In the marketplace we call our society, where you can buy 37 different types of yogurt, toothbrushes for anyone from infants to budgies, where scanning and shopping and choosing can actually overwhelm us, and where we consistently feel the pressure to stand out from the crowd, any suggestion of providing options can feel that same as a mildly anaesthetized 6-month-old plunked in front of Paw Patrol for the first time.
And since providing options and choice is a central tenet of Universal Design for Learning, threshing out the (what you think is) 37 flavours of yogurt aspect of the framework can feel exhausting.
There is so much work and so much individual attention and NOW YOU WANT ME TO PROVIDE OPTIONS? AND CHOICE? AGAIN? MORE? WHy ThO SeAnnA.
So I’m going to keep this short and I’m going to keep this sweet because I’m already feeling like an anaesthetized 6-month old by the holidays approaching and would really prefer a nap amongst the Ferrero Rocher.
Planning for choice in your course is not like throwing the doors open to 37 types of yogurt.
Planning for choice in your course is more like deciding between vanilla or blueberry.
Planning for choice sounds like soliciting feedback from students on the five top concepts they found valuable.
Planning for choice means that of those top concepts, they can choose two for assessment.
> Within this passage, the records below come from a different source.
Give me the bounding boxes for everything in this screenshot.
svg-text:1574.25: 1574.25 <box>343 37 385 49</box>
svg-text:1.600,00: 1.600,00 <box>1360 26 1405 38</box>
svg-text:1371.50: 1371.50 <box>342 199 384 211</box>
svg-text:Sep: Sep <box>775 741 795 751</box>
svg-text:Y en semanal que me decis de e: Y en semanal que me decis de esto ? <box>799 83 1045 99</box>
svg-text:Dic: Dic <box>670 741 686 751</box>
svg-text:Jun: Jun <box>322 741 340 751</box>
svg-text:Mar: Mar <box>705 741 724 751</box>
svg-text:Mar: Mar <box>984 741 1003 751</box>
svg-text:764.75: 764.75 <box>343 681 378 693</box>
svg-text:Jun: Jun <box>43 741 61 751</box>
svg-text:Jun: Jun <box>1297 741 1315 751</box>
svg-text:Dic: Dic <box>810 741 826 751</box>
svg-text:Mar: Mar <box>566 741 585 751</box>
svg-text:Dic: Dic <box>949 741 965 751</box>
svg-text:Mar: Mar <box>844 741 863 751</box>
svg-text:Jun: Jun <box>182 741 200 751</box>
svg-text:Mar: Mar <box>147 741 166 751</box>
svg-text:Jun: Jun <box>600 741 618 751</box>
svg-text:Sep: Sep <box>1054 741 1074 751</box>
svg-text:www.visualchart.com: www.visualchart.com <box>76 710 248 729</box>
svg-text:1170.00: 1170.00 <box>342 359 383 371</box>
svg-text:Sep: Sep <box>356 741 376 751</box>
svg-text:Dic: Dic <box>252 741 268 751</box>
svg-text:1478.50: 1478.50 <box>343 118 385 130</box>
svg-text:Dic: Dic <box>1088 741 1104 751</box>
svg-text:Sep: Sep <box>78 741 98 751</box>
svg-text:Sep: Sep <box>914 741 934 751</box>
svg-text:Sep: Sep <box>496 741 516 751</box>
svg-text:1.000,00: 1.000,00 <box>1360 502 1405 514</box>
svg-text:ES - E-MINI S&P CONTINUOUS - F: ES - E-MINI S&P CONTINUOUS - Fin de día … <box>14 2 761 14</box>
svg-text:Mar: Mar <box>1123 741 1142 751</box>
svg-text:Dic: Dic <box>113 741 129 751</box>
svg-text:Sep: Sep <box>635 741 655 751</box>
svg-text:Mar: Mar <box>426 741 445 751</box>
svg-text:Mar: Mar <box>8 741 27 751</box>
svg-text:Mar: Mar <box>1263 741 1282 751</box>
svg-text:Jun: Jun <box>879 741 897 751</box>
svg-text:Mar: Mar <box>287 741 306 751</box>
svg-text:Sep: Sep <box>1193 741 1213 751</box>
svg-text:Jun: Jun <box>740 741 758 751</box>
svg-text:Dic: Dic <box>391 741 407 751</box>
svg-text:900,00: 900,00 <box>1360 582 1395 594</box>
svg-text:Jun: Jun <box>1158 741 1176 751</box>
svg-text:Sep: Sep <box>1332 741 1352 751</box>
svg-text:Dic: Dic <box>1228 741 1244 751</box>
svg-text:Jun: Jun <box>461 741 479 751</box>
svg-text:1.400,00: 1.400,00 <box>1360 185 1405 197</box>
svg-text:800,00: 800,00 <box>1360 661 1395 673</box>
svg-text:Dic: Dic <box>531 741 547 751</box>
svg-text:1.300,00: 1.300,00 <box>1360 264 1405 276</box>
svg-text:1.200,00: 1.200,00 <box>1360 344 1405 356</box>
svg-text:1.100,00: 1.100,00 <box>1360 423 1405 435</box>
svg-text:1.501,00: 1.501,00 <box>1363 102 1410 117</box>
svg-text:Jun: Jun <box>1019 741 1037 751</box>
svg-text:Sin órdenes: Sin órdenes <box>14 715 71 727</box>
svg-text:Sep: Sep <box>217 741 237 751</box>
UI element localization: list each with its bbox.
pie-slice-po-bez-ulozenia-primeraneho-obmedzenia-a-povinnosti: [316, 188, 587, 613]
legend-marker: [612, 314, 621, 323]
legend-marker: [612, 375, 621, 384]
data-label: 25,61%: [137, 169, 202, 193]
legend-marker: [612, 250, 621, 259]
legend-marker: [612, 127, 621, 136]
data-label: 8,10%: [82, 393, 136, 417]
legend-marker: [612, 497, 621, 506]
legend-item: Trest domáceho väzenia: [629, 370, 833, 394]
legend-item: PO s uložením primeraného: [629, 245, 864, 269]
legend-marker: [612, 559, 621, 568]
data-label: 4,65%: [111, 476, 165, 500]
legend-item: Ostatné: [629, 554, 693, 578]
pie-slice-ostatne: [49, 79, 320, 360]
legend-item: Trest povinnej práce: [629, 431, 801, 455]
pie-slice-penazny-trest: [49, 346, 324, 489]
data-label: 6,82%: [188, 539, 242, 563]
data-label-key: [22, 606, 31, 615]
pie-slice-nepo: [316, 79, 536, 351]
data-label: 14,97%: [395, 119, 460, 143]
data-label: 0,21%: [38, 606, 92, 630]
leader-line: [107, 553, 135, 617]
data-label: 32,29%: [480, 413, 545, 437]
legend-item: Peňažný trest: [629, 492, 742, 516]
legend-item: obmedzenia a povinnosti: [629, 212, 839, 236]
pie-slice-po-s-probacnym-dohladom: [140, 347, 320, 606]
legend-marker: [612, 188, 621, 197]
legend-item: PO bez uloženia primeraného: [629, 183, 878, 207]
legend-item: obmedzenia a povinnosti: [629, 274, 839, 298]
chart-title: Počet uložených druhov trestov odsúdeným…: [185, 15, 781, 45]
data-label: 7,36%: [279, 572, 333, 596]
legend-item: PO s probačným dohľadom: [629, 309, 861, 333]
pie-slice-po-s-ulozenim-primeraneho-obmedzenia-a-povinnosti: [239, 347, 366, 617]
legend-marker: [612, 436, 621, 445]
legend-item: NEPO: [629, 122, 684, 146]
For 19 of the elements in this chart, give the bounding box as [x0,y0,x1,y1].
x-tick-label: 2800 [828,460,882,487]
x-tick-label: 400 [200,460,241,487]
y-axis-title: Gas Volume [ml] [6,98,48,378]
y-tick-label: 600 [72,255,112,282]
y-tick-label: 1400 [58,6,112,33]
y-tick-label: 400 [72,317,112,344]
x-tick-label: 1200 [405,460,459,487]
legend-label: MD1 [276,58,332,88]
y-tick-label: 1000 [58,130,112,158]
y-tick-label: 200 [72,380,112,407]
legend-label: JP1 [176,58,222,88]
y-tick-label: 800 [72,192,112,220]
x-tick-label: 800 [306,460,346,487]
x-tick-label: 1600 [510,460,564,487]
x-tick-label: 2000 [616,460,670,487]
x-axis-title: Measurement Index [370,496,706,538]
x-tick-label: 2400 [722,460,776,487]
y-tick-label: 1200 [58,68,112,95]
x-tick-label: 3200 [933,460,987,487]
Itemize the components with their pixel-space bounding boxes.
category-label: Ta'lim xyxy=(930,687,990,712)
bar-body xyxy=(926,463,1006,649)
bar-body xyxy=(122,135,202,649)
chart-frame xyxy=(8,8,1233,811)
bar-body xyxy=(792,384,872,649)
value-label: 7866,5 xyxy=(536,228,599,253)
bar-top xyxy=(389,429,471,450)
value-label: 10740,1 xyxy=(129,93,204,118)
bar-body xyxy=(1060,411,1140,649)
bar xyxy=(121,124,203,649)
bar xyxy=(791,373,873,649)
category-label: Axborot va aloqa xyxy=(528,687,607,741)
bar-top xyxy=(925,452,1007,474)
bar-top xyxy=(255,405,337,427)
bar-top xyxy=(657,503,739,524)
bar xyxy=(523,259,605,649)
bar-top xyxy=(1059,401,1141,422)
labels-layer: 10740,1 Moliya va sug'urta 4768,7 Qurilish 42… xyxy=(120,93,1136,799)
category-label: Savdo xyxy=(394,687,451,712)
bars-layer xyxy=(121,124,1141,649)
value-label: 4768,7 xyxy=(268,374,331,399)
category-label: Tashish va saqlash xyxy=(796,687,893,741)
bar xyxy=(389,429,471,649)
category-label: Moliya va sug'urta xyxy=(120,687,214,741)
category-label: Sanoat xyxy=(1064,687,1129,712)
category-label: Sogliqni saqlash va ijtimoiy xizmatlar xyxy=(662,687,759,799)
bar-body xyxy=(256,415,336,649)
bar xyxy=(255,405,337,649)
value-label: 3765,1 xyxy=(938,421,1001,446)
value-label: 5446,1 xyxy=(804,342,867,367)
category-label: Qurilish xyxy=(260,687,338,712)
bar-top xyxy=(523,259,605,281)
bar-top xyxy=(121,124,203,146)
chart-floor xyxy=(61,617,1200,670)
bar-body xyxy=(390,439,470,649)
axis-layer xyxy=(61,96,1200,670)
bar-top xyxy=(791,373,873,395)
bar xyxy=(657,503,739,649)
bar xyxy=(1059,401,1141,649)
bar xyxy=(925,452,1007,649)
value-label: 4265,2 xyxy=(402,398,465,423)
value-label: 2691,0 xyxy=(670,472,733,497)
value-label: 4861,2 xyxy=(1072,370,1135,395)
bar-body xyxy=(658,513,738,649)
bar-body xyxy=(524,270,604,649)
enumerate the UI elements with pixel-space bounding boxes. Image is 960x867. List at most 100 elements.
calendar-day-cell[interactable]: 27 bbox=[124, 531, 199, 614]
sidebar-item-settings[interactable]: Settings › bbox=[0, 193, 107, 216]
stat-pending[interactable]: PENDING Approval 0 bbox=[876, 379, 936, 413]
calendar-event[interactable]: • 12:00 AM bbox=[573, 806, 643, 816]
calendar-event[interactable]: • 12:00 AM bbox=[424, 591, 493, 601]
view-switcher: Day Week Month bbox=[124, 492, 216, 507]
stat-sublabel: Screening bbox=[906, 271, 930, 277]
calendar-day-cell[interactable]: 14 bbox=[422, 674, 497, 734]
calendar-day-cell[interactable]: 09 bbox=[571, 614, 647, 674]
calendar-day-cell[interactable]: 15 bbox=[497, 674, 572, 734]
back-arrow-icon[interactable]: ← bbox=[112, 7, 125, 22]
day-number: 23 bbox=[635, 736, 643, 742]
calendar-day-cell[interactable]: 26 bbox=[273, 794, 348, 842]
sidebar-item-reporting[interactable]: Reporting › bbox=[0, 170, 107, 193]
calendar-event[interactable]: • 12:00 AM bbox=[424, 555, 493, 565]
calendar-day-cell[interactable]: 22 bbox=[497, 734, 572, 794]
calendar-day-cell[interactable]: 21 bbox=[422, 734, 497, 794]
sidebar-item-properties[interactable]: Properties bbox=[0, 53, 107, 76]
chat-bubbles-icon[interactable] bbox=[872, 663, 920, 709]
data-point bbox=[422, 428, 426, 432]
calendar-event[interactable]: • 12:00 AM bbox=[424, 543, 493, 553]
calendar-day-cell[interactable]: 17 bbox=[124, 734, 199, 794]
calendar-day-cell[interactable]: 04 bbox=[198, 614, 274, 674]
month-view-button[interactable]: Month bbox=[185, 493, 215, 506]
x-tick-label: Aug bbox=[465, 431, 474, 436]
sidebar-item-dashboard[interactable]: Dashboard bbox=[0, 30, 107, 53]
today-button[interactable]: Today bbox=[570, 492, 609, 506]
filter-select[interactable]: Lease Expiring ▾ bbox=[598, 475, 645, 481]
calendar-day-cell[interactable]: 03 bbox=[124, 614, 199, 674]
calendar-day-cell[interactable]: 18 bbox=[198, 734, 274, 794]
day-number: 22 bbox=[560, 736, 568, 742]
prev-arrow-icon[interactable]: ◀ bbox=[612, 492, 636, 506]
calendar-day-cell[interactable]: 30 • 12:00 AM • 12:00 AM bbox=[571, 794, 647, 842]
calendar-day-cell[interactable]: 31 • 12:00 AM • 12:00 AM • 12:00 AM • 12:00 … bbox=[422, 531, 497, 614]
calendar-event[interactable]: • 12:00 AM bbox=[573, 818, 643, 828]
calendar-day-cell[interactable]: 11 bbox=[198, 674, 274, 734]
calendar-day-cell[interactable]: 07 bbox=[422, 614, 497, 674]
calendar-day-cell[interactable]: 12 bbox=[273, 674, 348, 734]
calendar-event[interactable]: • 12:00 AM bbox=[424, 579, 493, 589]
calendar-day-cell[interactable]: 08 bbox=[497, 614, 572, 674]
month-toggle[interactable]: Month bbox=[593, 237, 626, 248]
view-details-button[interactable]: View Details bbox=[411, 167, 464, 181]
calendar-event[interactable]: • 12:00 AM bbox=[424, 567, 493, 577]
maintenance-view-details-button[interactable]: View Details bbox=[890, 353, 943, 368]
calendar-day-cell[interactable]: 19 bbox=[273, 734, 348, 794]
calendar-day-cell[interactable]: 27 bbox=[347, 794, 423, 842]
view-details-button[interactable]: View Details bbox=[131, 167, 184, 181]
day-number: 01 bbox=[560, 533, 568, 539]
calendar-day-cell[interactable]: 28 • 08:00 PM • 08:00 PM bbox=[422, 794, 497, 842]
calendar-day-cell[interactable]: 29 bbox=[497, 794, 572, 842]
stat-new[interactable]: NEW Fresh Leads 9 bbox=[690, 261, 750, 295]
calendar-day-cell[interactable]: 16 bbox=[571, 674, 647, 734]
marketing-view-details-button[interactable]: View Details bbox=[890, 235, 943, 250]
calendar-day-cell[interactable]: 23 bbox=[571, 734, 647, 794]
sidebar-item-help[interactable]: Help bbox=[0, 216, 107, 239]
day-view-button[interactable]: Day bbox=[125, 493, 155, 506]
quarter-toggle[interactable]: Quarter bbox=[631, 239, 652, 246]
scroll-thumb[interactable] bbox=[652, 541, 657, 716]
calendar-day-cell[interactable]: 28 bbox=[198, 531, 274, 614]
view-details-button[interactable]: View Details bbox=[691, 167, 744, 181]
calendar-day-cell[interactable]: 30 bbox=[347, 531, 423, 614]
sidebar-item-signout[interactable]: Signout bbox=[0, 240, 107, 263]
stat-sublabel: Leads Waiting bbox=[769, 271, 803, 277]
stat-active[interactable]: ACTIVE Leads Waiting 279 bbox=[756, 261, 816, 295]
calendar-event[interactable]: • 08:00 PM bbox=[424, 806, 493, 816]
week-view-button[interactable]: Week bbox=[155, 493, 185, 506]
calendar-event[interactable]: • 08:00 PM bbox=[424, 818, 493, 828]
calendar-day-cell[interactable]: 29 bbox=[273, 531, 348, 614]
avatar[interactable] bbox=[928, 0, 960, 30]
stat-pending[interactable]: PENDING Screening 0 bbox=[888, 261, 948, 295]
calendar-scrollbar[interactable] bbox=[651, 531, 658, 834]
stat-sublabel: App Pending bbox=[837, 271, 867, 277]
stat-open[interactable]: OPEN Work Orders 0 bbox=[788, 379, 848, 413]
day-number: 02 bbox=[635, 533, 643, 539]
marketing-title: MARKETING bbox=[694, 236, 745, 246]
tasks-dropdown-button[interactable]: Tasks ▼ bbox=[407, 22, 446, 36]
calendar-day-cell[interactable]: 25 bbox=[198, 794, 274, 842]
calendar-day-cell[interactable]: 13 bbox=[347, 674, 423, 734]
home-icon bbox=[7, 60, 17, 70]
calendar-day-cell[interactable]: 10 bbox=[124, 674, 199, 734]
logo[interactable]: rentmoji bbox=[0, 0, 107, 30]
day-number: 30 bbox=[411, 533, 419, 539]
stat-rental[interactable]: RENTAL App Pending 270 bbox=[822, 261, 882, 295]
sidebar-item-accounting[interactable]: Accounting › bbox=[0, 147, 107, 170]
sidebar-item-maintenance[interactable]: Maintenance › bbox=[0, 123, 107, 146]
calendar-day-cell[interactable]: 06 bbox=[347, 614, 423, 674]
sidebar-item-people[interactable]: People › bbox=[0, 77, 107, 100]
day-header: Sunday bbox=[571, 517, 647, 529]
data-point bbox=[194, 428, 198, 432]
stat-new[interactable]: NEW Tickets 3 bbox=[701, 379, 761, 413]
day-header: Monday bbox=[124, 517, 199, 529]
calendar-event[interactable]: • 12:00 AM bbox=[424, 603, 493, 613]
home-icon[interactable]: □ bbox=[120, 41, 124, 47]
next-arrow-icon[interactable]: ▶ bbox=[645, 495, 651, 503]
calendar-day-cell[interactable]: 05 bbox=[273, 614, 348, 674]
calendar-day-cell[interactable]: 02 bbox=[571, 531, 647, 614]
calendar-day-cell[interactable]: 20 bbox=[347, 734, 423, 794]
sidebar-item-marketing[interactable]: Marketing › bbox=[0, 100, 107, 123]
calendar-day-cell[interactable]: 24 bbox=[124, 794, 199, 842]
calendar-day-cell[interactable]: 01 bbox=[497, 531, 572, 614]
Planning for choice means that you can offer either short answer or long answer; multiple choice or essay; take home or in-class.
Planning for choice means that in the time provided, they can rehearse and get feedback on their presentation or get feedback on exam prep.
Vanilla or blueberry.
If you have planned and there are problems and there are 1456 emails about assignment 2 and nobody is reading the course presentation and you are calling Accessibility Services and you have a bimodal distribution of grades and classroom discussions feel more like your UDL consultant napping amongst the Ferrero Rocher then your first step is to provide (limited, feedback-based) choice.
DO NOT PLAN SOMETHING ELSE/BETTER/MORE INSPIRING. PLAN OPTIONS.
What do you like about the material?
What would a valuable assessment look like?
Here are your two choices: multiple choice or short answer.
Vanilla or blueberry. Not 37, two or three. Vanilla or blueberry.